Get ready for a lively show blurring folk with classical music
ZRI’s Cellar Sessions is inspired by the cellar at The Red Hedgehog tavern in 19th-century Vienna.
This was where musicians from all scenes would meet after hours, and the boundaries between genres became blurry in tandem with the flow of beer and wine.
ZRI brings the spirit of The Red Hedgehog to life, where a Hungarian folk tune or Czardas dance may give way to some sublime Schubert or rip-roaring Dvořák.
For nearly a hundred years, the doors of The Red Hedgehog – Zum Roten Igel (after which ZRI is named) – opened onto the very heart of Viennese musical life.
The Gesellschaft der Musikfreunde established the city’s first public concert hall there, hosting regular premieres by Beethoven, and then Schubert, who lived next door at one point.

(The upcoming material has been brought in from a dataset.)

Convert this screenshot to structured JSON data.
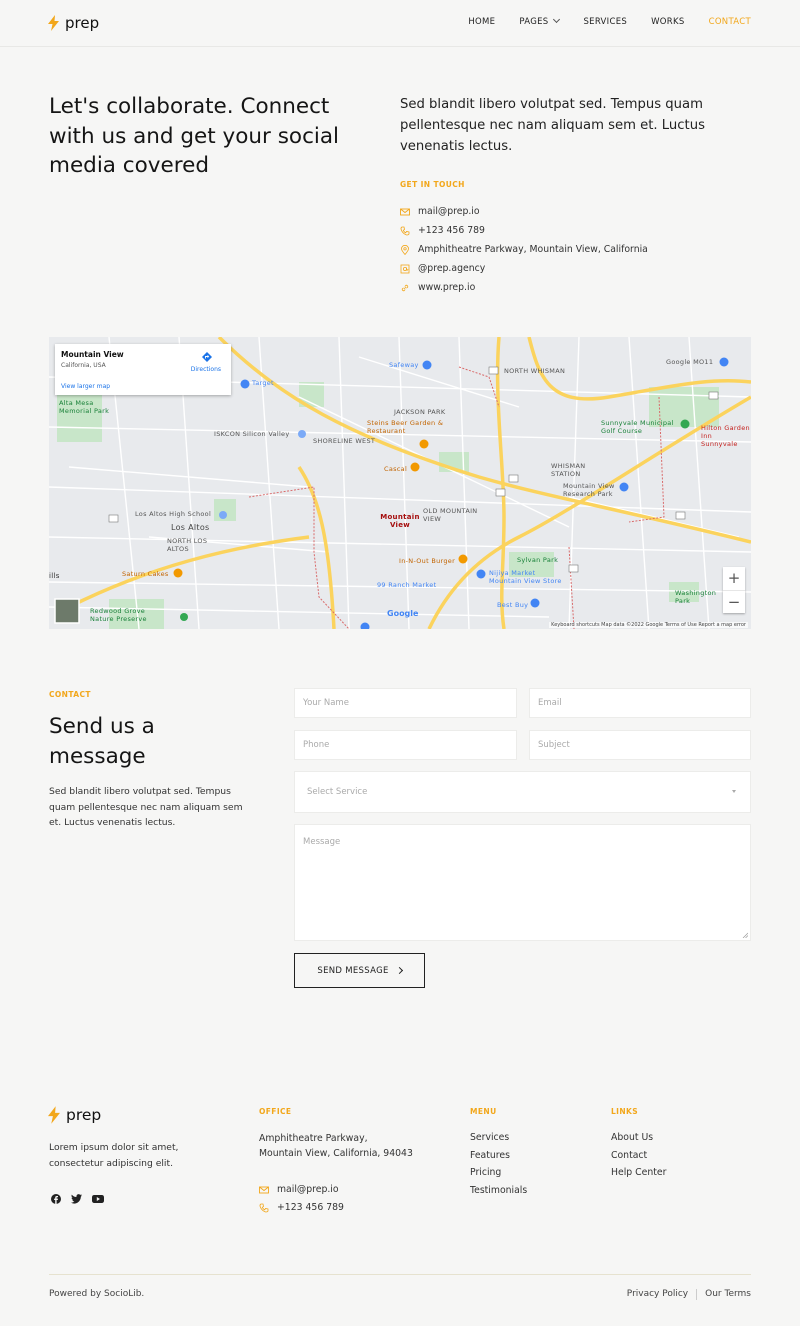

As if that wasn’t enough, the complex of buildings included a bar at the back with a vaulted cellar that later became Brahms’ favourite haunt, where patrons caroused and who knows what kind of musical activities went on after hours.
The original building was demolished in 1906, but the spirit of the great composers feeding off the soundscape of a dynamic and cosmopolitan urban chic lives on in ZRI’s Cellar Sessions.
Schubert and Brahms were both fascinated by Hungarian ‘Gypsy-band’ music and it became as fashionable as the waltz in Vienna, with one of the tunes included here still part of the standard repertory in an arrangement by Brahms.